‘How could I subscribe to a religion that just didn’t account for gay people?’
New Zealand’s new Prime Minister has vowed to be a progressive leader.
Jacinda Ardern’s left-leaning Labour party will form a coalition government with NZ First and the Green party.
Jacinda Ardern is now leader of New Zealand
‘This is an exciting day. We aspire to be a government for all New Zealanders and one that will seize the opportunity to build a fairer, better New Zealand,’ she announced.
‘We will work hard to ensure New Zealand is once again a world leader, a country we can all be proud of. We said we could do this, we will do this.’
Her work for equality originates when she left the Church of Jesus Christ of Latter-day Saints in her early 20s.
Mormon views on LGBTI people
The Mormon church is extremely conservative in its views on LGBTI people.
Prospective members of the church must agree, at their baptismal interview, to remain chaste, never enter into a homosexual relationship and marriage is between a man and a woman. Any child of same-sex parents are banned from receiving a blessing unless they ‘specifically disavow the practice of same-gender cohabitation and marriage’.
LDS members also famously bankrolled a lot of the campaign for Proposition 8, the law that banned same-sex marriage in California.
Leaving the Mormon church
Having been raised in the church, Ardern began questioning her faith when she became friends with gay people.
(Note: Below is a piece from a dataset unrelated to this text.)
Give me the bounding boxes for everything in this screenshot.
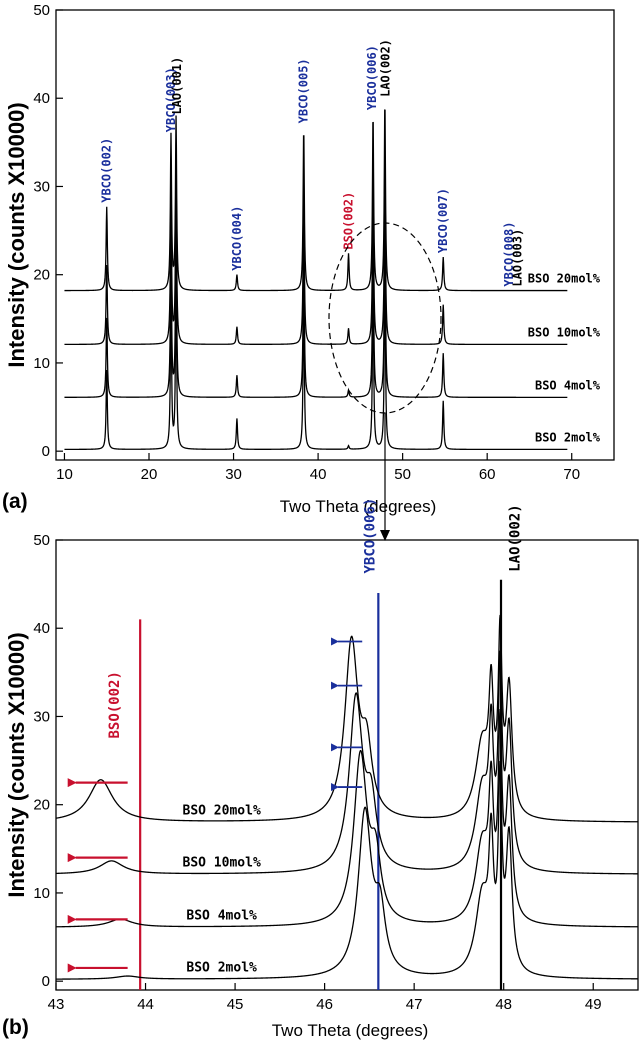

‘For a lot of years, I put it to the back of my mind. I think it was too unsettling. If something like religion is part of your foundation, and then suddenly you start questioning that – it’s quite a confronting thing to deal with,’ she told the New Zealand Herald.
‘Even before the Civil Union Bill came up, I lived in a flat with three gay friends and I was still going to church every so often and I just remember thinking “this is really inconsistent – I’m either doing a disservice to the church or my friends”. Because how could I subscribe to a religion that just didn’t account for them?
‘It was one of the issues that became a real flashpoint. You drift along a bit, there are always going to be things you can’t reconcile, but I could never reconcile what I saw as discrimination in a religion that was otherwise very focused on tolerance and kindness.’
So Ardern left the church. She also had an issue with the Mormon requirement on tithing, paying at least 10% of your income every month.
‘I have a real respect for people who have religion as a foundation in their lives. And I respect people who don’t. I’m agnostic. I don’t spend a lot of time trying to figure it out. I just think people should be free to have their personal beliefs and not be persecuted for it, whether they be atheist or staunch church members.’